There we used three custom execution steps integrating a legacy login with custom Authenticators - no problem.
The direct grant flow in the UI suggests we can integrate using the same method, building a multistaged flow for direct grant and chaining the execution steps. This would enable us to reuse the existing login page without “breaking” the UX by redirecting to keycloak.
We guessed this way we can use any HTTP Client like cURL or a Javascript client to execute this flow - executing custom legacy logins and obtaining a token in the end.
Although we set the AUTH_SESSION_ID cookie in the first execution step the session is lost in the second execution Step.
Digging deeper we found that on every request from the CURL client a new session gets initialized - regardless of any AUTH_SESSION_ID cookie set.
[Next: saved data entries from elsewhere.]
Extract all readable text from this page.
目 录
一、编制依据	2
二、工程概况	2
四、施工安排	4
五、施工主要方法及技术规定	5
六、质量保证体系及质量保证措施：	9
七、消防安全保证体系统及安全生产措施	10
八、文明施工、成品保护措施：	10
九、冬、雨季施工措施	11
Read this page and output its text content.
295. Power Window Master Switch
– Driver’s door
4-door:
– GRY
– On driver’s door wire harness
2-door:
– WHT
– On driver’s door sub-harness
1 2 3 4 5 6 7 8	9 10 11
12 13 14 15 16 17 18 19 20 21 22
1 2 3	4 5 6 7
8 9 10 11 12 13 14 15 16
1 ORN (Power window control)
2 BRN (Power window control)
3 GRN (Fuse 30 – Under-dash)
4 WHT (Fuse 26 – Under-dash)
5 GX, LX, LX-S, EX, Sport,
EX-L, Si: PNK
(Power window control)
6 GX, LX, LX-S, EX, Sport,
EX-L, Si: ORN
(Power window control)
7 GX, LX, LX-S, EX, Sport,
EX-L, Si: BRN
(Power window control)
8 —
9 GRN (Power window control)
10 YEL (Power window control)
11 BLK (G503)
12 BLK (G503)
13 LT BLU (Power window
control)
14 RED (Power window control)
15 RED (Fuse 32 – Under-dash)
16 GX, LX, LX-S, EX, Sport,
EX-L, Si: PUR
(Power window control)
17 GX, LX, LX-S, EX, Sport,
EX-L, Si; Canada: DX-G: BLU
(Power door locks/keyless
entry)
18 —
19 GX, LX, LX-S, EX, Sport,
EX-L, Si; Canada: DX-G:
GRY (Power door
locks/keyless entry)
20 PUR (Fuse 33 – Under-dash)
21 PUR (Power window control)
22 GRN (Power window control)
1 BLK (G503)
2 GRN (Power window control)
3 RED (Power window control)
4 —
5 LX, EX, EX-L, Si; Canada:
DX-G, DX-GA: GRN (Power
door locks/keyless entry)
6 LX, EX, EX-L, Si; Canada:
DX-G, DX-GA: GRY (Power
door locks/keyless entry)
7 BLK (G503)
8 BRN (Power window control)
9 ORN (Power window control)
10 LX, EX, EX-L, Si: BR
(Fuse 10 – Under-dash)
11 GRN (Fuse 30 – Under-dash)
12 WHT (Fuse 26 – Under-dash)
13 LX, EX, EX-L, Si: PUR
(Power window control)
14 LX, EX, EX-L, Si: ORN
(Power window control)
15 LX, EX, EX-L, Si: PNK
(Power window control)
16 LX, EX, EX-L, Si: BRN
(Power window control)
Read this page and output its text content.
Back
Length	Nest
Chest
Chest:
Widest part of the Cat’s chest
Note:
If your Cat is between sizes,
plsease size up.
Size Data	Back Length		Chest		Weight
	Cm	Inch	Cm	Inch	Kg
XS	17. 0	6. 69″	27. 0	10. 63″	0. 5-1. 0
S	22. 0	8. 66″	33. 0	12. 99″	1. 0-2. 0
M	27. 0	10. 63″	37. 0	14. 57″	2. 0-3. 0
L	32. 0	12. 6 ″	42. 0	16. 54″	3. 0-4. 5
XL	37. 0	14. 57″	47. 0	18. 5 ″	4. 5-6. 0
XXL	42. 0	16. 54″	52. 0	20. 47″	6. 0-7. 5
The code explains this behaviour: keycloak/TokenEndpoint.java at master · keycloak/keycloak · GitHub
RootAuthenticationSessionModel rootAuthSession = new AuthenticationSessionManager(session).createAuthenticationSession(realm, false);
AuthenticationSessionModel authSession = rootAuthSession.createAuthenticationSession(client);
A bit further down maybe a hint we are on the wrong track:
// Remove authentication session as “Resource Owner Password Credentials Grant” is single-request scoped authentication
We don’t want to operate against core keycloak principles.
Are we wrong trying to use multiple execution steps with Resource Owner Password Credentials Grant?